Un climat tendu à l’approche du 30 juin
En Afrique du Sud, la date du 30 juin cristallise les inquiétudes. Plusieurs groupes hostiles à l’immigration appellent à une mobilisation nationale pour réclamer le départ des immigrés sans papiers et la priorité à l’emploi pour les Sud-Africains.
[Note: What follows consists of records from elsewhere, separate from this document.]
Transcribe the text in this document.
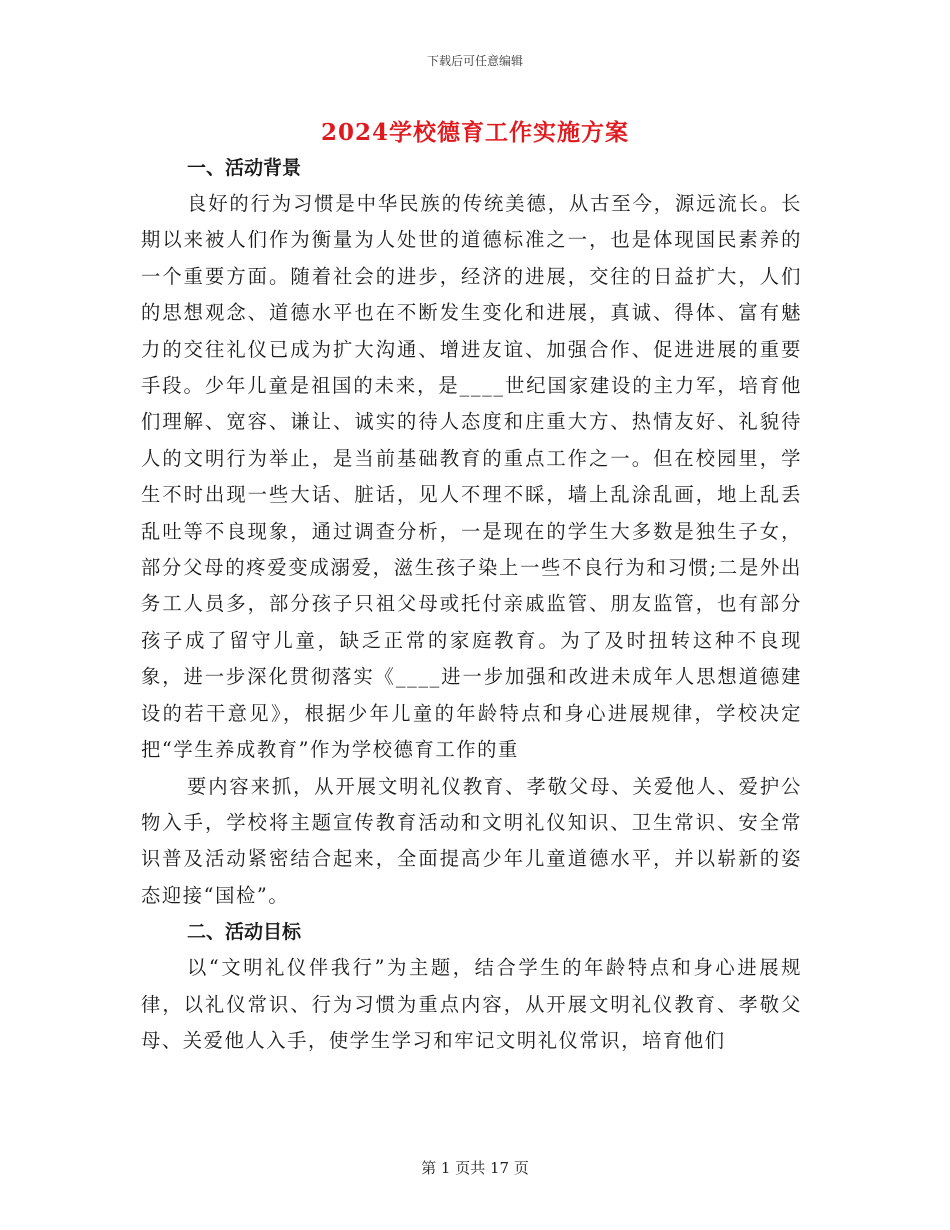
下载后可任意编辑
2024学校德育工作实施方案
一、活动背景

良好的行为习惯是中华民族的传统美德，从古至今，源远流长。长期以来被人们作为衡量为人处世的道德标准之一，也是体现国民素养的一个重要方面。随着社会的进步，经济的进展，交往的日益扩大，人们的思想观念、道德水平也在不断发生变化和进展，真诚、得体、富有魅力的交往礼仪已成为扩大沟通、增进友谊、加强合作、促进进展的重要手段。少年儿童是祖国的未来，是____世纪国家建设的主力军，培育他们理解、宽容、谦让、诚实的待人态度和庄重大方、热情友好、礼貌待人的文明行为举止，是当前基础教育的重点工作之一。但在校园里，学生不时出现一些大话、脏话，见人不理不睬，墙上乱涂乱画，地上乱丢乱吐等不良现象，通过调查分析，一是现在的学生大多数是独生子女，部分父母的疼爱变成溺爱，滋生孩子染上一些不良行为和习惯;二是外出务工人员多，部分孩子只祖父母或托付亲戚监管、朋友监管，也有部分孩子成了留守儿童，缺乏正常的家庭教育。为了及时扭转这种不良现象，进一步深化贯彻落实《____进一步加强和改进未成年人思想道德建设的若干意见》，根据少年儿童的年龄特点和身心进展规律，学校决定把“学生养成教育”作为学校德育工作的重

要内容来抓，从开展文明礼仪教育、孝敬父母、关爱他人、爱护公物入手，学校将主题宣传教育活动和文明礼仪知识、卫生常识、安全常识普及活动紧密结合起来，全面提高少年儿童道德水平，并以崭新的姿态迎接“国检”。

二、活动目标

以“文明礼仪伴我行”为主题，结合学生的年龄特点和身心进展规律，以礼仪常识、行为习惯为重点内容，从开展文明礼仪教育、孝敬父母、关爱他人入手，使学生学习和牢记文明礼仪常识，培育他们

第 1 页共 17 页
Dans un pays déjà marqué par le chômage, les inégalités et des tensions sociales récurrentes, ce rendez-vous alimente un débat explosif sur l’identité, l’économie et la responsabilité politique.
- Objectif affiché par les organisateurs anti-immigration : expulser les étrangers en situation irrégulière.
- Argument central : les immigrés seraient responsables de la crise sociale et de la concurrence sur le marché du travail.
- Effet immédiat : une montée des tensions dans plusieurs villes du pays.
Des voix unies pour défendre les immigrés
Face à cette vague de hostilité, des organisations de la société civile, des syndicats, des partis politiques et des représentants religieux ont choisi de réagir ensemble lors d’une réunion en ligne organisée le 27 juin. Leur message est clair : les immigrés ne doivent pas servir de bouc émissaire. Pour ces acteurs, la stigmatisation de populations vulnérables ne résout ni le chômage ni la pauvreté, et risque au contraire d’aggraver les fractures déjà présentes dans la société sud-africaine.
- Société civile : mobilisation contre les discours de haine.
- Syndicats et partis politiques : appel à des réponses structurelles.
- Représentants religieux : défense de la dignité humaine et du vivre ensemble.
Les chiffres pour contester les idées reçues
Lors de cette rencontre, Rethabile Ratsomo, membre de la fondation Ahmed Kathrada, a contesté l’idée selon laquelle les migrants « voleraient » des emplois. Selon lui, les études économiques montrent au contraire que l’entrepreneuriat des migrants peut stimuler l’activité locale. Il a notamment évoqué une analyse de la Banque mondiale indiquant qu’un emploi occupé par un migrant peut entraîner la création de plusieurs emplois pour des Sud-Africains, grâce aux chaînes d’approvisionnement, aux services et à la demande générée.
- Idée combattue : les migrants seraient un fardeau économique.
- Argument mis en avant : les migrants participent aussi à la création de valeur.
- Exemple cité : l’activité entrepreneuriale favorise des emplois indirects.
La colère sociale, mais pas les bons responsables
Les participants n’ont pas nié la réalité de la colère populaire. Le chômage élevé, les inégalités persistantes et la pauvreté nourrissent un sentiment d’urgence dans de nombreux quartiers. Mais, selon eux, cette colère est dirigée vers les mauvais coupables. Plutôt que de s’en prendre aux immigrés, ils estiment qu’il faut interroger la gouvernance, les politiques publiques et les effets de la corruption sur l’économie et les services de base.
- Problèmes structurels : chômage, pauvreté, inégalités.
- Réponse proposée : lutter contre la corruption et améliorer l’action publique.
- Risque identifié : détourner l’attention des vraies causes de la crise.
Le rappel historique d’Ela Gandhi
Parmi les prises de parole marquantes, Ela Gandhi a rappelé que les préjugés ont déjà servi, dans l’histoire sud-africaine, à justifier des formes graves de discrimination. En évoquant l’apartheid, elle a établi un parallèle avec les mécanismes actuels de rejet et d’exclusion. Son intervention souligne un point essentiel : lorsqu’une société accepte de désigner un groupe comme responsable de tous ses maux, elle s’expose à banaliser des pratiques contraires aux principes démocratiques et humanistes.
- Référence historique : l’apartheid et la discrimination institutionnalisée.
- Message moral : refuser la logique de division.
- Enjeu politique : protéger les valeurs démocratiques.
Un test décisif pour la démocratie sud-africaine
À quelques jours de la marche annoncée, l’Afrique du Sud se trouve face à un test politique et social. D’un côté, des mouvements veulent capitaliser sur la frustration d’une partie de la population en ciblant les étrangers. De l’autre, des voix appellent à la responsabilité, à la nuance et à des solutions concrètes. Le débat dépasse la seule question migratoire : il interroge la capacité du pays à répondre à la crise sociale sans céder à la peur ni à la stigmatisation.
- Enjeu immédiat : éviter les débordements et la violence.
- Enjeu de fond : traiter les causes du malaise social.
- Question centrale : construire une réponse juste sans nourrir la xénophobie.